Filed under Featured, General news and Rants, wii on November 13th, 2007

nintendowii.jpgVideo Game Chartz has released the hardware sales chart for America for the week ending Nov. 10, and once again Nintendo’s Wii is first and Sony has come in last.

The Wii came in first for the week at 192, 482, followed by the Xbox 360 at 173,895 and the DS at 142,299. Sony’s PSP came in a distant fourth at 75, 954 and the Playstation 3 came in an even more distant fifth at 63, 788.

All three next-gen consoles saw a jump in sales, though: 31 percent for the Wii, 25 percent for the Xbox 360 and 15 percent for the PS3.

I once predicted the Wii was the future of video game consoles. I said, since the Wii changes how we play games instead of just how we view them, it would be able to over take the Xbox 360 and PS3, which certainly go farther in terms of hardware power but don’t fundamentally do anything different than the original Playstation.

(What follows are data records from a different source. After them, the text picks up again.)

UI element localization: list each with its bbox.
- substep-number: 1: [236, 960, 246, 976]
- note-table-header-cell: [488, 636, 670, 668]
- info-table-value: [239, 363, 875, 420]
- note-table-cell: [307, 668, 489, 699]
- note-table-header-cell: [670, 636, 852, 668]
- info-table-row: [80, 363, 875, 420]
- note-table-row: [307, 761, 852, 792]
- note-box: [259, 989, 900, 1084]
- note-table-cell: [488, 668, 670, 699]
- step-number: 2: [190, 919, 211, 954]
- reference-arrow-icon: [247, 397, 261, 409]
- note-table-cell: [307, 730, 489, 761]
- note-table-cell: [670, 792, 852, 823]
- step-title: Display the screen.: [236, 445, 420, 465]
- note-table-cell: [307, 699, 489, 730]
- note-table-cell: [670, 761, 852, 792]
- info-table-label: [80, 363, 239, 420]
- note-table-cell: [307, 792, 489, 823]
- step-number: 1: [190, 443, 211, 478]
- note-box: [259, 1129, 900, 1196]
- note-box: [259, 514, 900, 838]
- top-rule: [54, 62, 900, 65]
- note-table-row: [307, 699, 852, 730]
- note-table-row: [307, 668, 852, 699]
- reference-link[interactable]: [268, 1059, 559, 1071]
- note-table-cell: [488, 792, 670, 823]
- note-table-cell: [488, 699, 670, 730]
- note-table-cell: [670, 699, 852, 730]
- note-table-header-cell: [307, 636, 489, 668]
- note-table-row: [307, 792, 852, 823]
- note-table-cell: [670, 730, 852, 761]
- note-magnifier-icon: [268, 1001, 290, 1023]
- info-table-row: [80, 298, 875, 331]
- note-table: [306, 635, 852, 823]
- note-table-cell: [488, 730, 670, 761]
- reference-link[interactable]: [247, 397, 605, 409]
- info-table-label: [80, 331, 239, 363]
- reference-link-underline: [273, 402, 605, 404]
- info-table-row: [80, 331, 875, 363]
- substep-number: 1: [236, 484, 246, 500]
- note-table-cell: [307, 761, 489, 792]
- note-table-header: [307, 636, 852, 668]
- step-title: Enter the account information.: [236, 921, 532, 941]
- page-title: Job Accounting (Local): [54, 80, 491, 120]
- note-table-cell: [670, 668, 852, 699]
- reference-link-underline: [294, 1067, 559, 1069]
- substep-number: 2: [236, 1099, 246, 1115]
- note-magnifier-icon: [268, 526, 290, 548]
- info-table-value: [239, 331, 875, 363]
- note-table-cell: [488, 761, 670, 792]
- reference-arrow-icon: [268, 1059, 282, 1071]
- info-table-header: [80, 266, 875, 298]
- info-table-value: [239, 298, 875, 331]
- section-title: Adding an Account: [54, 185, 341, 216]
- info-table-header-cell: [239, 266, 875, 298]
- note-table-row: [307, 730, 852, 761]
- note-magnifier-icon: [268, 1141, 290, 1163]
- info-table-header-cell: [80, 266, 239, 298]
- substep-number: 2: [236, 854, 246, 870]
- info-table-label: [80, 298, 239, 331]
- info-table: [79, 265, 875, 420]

I think a lot of the industry on the console production side is focused on better hardware power for consoles because that’s what has worked before. If you look at the jumps from system to system, what what you notice most in the slide show is the change in detail, from 8-bit to 16-bit to 32-bit and the era of the Playstation, which by my estimation only ended with this generation. The real fundamental change, though, is the change in gameplay.

Indeed, much of Nintendo’s success comes from seeing where the next change in how we play games is going to come from. Likewise, their failure comes from not seeing these jumps. Sony won the last generation because all the other companies that got involved, Nintendo, Microsoft and to some extent Sega, were content to try to do more of the same, and the Playstation 2 just did it better, either because it was more powerful or more deeply embedded. If Nintendo, or anyone else for that matter, had figured out a new way to play games we probably wouldn’t have seen the Playstations dominate as heavily as they did, if they would have dominated at all.

Mario’s adventures across the consoles is a perfect example. Super Mario Bros. defined platforming in the 8-bit era. The next great change you notice is Super Mario 64 and the jump to 3D, which defined the 3D platforming genre. Where Mario failed most is Super Mario Sunshine, which didn’t do anything fundamentally different from Super Mario 64. It may be too soon to call Super Mario Galaxy yet another redefinition of platforming from a historical perspective, but that hasn’t stopped reviewers from doing so.

What really amazes me, however, is the public’s almost unquestioning acceptance of the Wii’s new terms of playing games. Usually people are very slow to accept change. Even though most of the games on the Wii are epic fail at fully utilizing the consoles innovations, the exceptions being first-party games, the console continues to sell out the day stores receive new shipments. Perhaps the public was already thirsty for something new after a prettier version of more of the same from last generation, even if the new doesn’t exactly work perfectly?

The real test for the Wii now is whether Nintendo will continue to string us along from one exceptional first-party game to the next, a third-party company will step in and finally get the motion controls as perfect as Nintendo does so the system can really show what it can do or the Wii slowly fades away into obscurity, something that could’ve been a revolutionary turning point in how we play games but turned into little more than a novelty for most people.

If nothing else, the Wii has shown there is serious money to be made in doing something differently. Hopefully console makers, and developers even more so, will take note.